Veolia gère au mieux sa trésorerie en rachetant sa dette

Le groupe, qui place son cash à 1 % environ, a repris 210 millions de dollars et 56 millions d’euros sur des souches payant des coupons proches de 5 %
Alexandre Garabedian

Veolia donne au marché obligataire un petit goût de 2010. Le groupe de services à l’environnement a annoncé jeudi le rachat partiel anticipé de certaines obligations, renouant avec des transactions que les entreprises avaient plébiscitées l’an dernier. Veolia a repris 210 millions de dollars sur une souche en dollars arrivant à échéance en juin 2013, et 56 millions d’euros sur une ligne de maturité mai 2013. Les encours des deux lignes sont ainsi ramenés respectivement 490 millions de dollars et 500 millions d’euros. Les rachats ont été effectués au fil de l’eau.

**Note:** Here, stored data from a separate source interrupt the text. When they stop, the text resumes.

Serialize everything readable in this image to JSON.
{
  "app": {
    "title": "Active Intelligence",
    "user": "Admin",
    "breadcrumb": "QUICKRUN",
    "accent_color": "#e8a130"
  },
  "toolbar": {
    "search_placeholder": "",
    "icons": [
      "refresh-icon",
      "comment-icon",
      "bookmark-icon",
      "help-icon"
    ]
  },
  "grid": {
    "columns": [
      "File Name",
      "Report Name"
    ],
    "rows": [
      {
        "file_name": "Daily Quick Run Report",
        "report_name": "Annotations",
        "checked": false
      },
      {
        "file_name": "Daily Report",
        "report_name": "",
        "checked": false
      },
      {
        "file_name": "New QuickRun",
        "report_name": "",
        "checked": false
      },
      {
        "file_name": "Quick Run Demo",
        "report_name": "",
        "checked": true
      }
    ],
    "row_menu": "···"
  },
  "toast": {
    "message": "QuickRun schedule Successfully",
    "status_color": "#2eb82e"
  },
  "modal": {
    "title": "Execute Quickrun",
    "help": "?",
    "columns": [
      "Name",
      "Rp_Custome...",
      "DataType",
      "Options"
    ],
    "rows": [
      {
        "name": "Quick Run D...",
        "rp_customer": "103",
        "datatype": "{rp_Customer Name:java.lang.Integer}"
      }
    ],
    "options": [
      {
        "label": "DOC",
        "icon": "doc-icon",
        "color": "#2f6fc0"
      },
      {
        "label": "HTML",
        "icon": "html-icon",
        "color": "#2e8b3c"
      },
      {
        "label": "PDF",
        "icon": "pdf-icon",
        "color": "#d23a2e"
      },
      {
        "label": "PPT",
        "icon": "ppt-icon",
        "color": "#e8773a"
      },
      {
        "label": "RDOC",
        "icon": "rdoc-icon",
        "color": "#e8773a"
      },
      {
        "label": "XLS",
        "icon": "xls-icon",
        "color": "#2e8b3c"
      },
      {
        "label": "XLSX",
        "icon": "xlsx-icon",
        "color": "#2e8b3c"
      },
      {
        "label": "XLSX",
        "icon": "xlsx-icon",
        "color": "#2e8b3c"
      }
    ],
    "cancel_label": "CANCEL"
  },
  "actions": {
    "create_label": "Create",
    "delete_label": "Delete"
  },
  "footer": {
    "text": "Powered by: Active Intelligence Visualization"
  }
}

La motivation du groupe est double. Tout d’abord, gérer au mieux sa trésorerie de 6 milliards d’euros au 30 juin. Ces fonds sont placés aujourd’hui sur des supports de court terme (certificats, OPVCM monétaires…) et dégagent un rendement proche de 1%. Les deux souches rachetées partiellement portent, elles, un coupon bien supérieur, de 5,25% en dollars et de 4,875% en euros. «Vu le faible rendement des placements, cela fait certainement du sens sur le plan financier de racheter sa dette lorsque l’on dispose des fonds et que le prix est correct», commentent les analystes de CreditSights. Les spreads des deux souches se sont nettement élargis depuis l'été, à 158 pb pour celle en dollars et 170 pb pour celle en euros selon les données de Markit.

L’autre intérêt pour Veolia est de lisser ses échéances obligataires. Une prudence compréhensible: la visibilité du marché obligataire pour 2012 est réduite, et les fenêtres d’émission se ferment vite, comme l’a montré un deuxième semestre pauvre en opérations. La société avait déjà procédé en 2010 à une gestion active de sa dette sur le même modèle. Au total, depuis deux ans, elle a réduit de l’équivalent d’un milliard d’euros ses besoins de refinancement sur les deux prochaines années. Ses tombées obligataires atteignent désormais 671 millions d’euros pour 2012 et un milliard pour 2013, indique-t-on au siège du groupe.

Les entreprises non financières, notamment françaises, avaient multiplié en 2010 de tels rachats ou échanges de dette. Les volumes ont décru cette année. Et la transaction Veolia n’annonce pas de rebond massif, de l’avis des professionnels. «Ces transactions sont devenues un outil de gestion de la dette à part entière pour les trésoriers d’entreprise, mais le gros a déjà été fait en 2010», souligne un banquier.